When we left in mid-afternoon, our destination was Sienna, but when we arrived there we discovered that the town's bus parking was completely taken up by football (soccer) fans who had come to see Sienna play a German team. We decided to go instead to San Gimignano, near our hotel for the evening.

San G. was wall-to-wall with tourists flocking into the many shops, and we added 16 more! Our group had a very good time searching for special items to bring home or to give as gifts.

Our hotel in San Gimignano is called Villa Ducci. It is a country hotel in an old farm house in the Tuscan country side. When we arrived three gentlemen carried our luggage in while a lady welcomed us all and told us our room assignments. Later we shared a dinner of traditional Tuscan foods and wines, which everyone seemed to enjoy.

Rome for another day



Apologies for the delay in posting to our new blog. There are several reasons. The best is that we've been very busy having fun! The worst is that the blogger has been sick with a bad cold since the day after we arrived and has slept more than she should. And her camera broke on the first day! And finally, gaining access to the Internet has not been as easy as we'd expected.
But we have been having a great time. We spent Friday and Saturday exploring Rome.

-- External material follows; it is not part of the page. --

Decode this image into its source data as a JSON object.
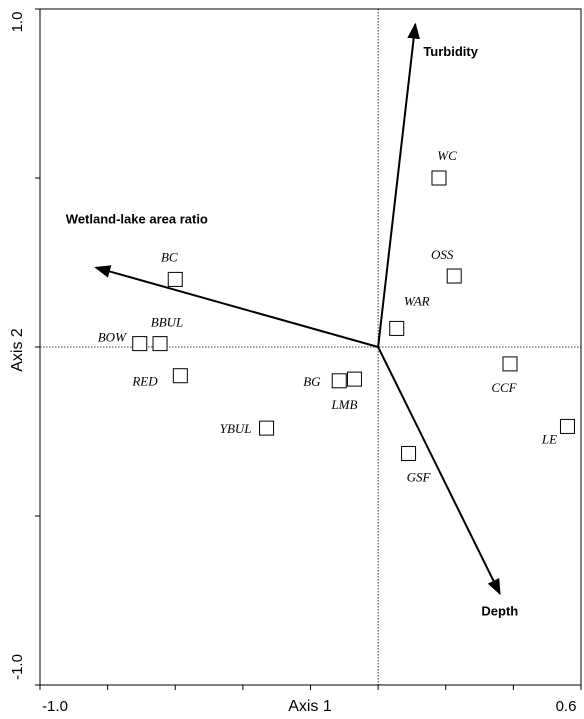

After a wonderful dinner on Friday evening at a restaurant named DaTullio, we finally collapsed. (The picture above shows Judy, Ed and Lee enjoying dinner.)


Saturday began with a walk from our hotel, located near the Spanish Steps. We began there, taking lots of pictures of the Spanish church, the Steps, the Fountain and the expensive shops in that area. Next we walked to the Pantheon, built about the year 115 A.D. Still in perfect condition, the 148-foot dome covers the tombs of some of Italy's most important men.

From the Pantheon we walked toward the Piazza Navona, a beautiful large public space built around the ancient oval hippodrome (racetrack) where Roman charioteers once competed. We paused here for lunch before beginning a walk to the Vatican. The walk was further than Google maps suggested, and we barely made our meeting with Giuseppi, our Vatican guide. We learned something of the history of the museums and the popes, we saw the magnificent Sistine chapel and a few more objects, and then we arrived at St. Peter's Basilica. To be honest, our Vatican tour was rather disappointing. We were just shuffled through with crowds of other tourists, and shown only the part that was easiest for the guide. St. Peter's was about to host of meeting of all the world's cardinals, which would begin on the morning after our visit, so the basilica was filled with portable chairs and dividers and hanging curtains, and again, we were simply shuffled through the edges. Our group wasn't really able to feel the overwhelming size and magnificence of the building.

Saturday evening we scattered to find separate places for dinner and to explore Rome after dark. Most of us were in bed pretty early, I think, because we had an early wake-up call to meet our bus at 8:00 a.m.